Luego vio junto a la mesa a Robert que miraba con ojos asombrados la gran variedad de alimentos. Se reunió con él y le dijo:
—Parece una de esas fotografías de recetas que solían venir en las revistas de mamá. Siempre intentaba hacerlas, pero nunca le salían igual.
Robert, cuya madre nunca guisaba nada más que estofado y patatas, no dijo nada, pero tenía tanta hambre que llenó rápidamente el plato. Jennifer le llevó a ver a Vianah, que estaba sentada a la sombra, esperando a Lara Avara. Poco después apareció esta, seguida por Kartan y el pequeño Nephi, que se sentó junto a Jennifer sonriéndole.
—Tendrás que darle de comer —dijo Lara Avara—. ¡Hoy eres tú su Elegida!
—¿Qué tengo que darle?
—Déjale que decida él mismo.
Nephi ya había decidido. Él solo se sirvió un pedazo de queso y un melocotón del plato de Jennifer.
Una vez que hubo terminado la cena, se sentaron a hablar con Vianah y, por fin, Jennifer tuvo la oportunidad de hacer la pregunta que no dejaba de rondarle por la cabeza.
—Cuando aquellos otros niños, Ollie y los demás, estuvieron aquí, ¿cómo consiguieron volver a casa? Tú los ayudaste, ¿verdad? Queremos que nos ayudes a volver también a nosotros.

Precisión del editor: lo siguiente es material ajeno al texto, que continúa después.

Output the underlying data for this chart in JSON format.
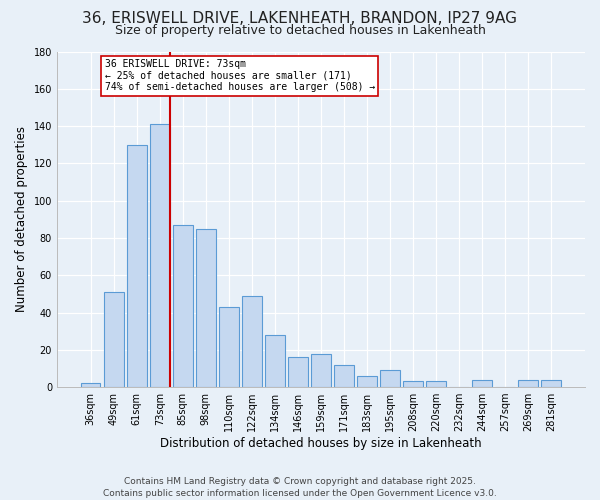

—¿A volver? —repitió Vianah.
—Sí, a nuestra época.
—Lo siento, hijos míos —dijo Vianah, y por primera vez su voz sonó vieja y gastada—. Yo no hice nada. Fueron ellos, yo no los ayudé.
—Pero Kartan dijo…
—Creí que tú sabías cómo lo hicieron —dijo Kartan—. Una vez comentaste que había una llave. Pensé que la tendrías tú.
—Alguien habló de una llave, pero no sé nada más. Llegaron cuando yo estaba en la antigua torre, a no muchos kilómetros de aquí.
—Entonces, hemos venido hasta aquí solo para descubrir que no hay camino de vuelta —dijo Jennifer, deshecha en lágrimas, escondiendo la cara entre las manos.
Robert la miró durante unos minutos con expresión preocupada. Luego volvió su mirada hacia la pequeña casita en que vivía Alloperla.
Jennifer sacudió bruscamente la cabeza y, mientras las lágrimas corrían por sus mejillas, gritó:
—Ni siquiera te importa. Estamos encerrados aquí para siempre y a ti ni siquiera te importa.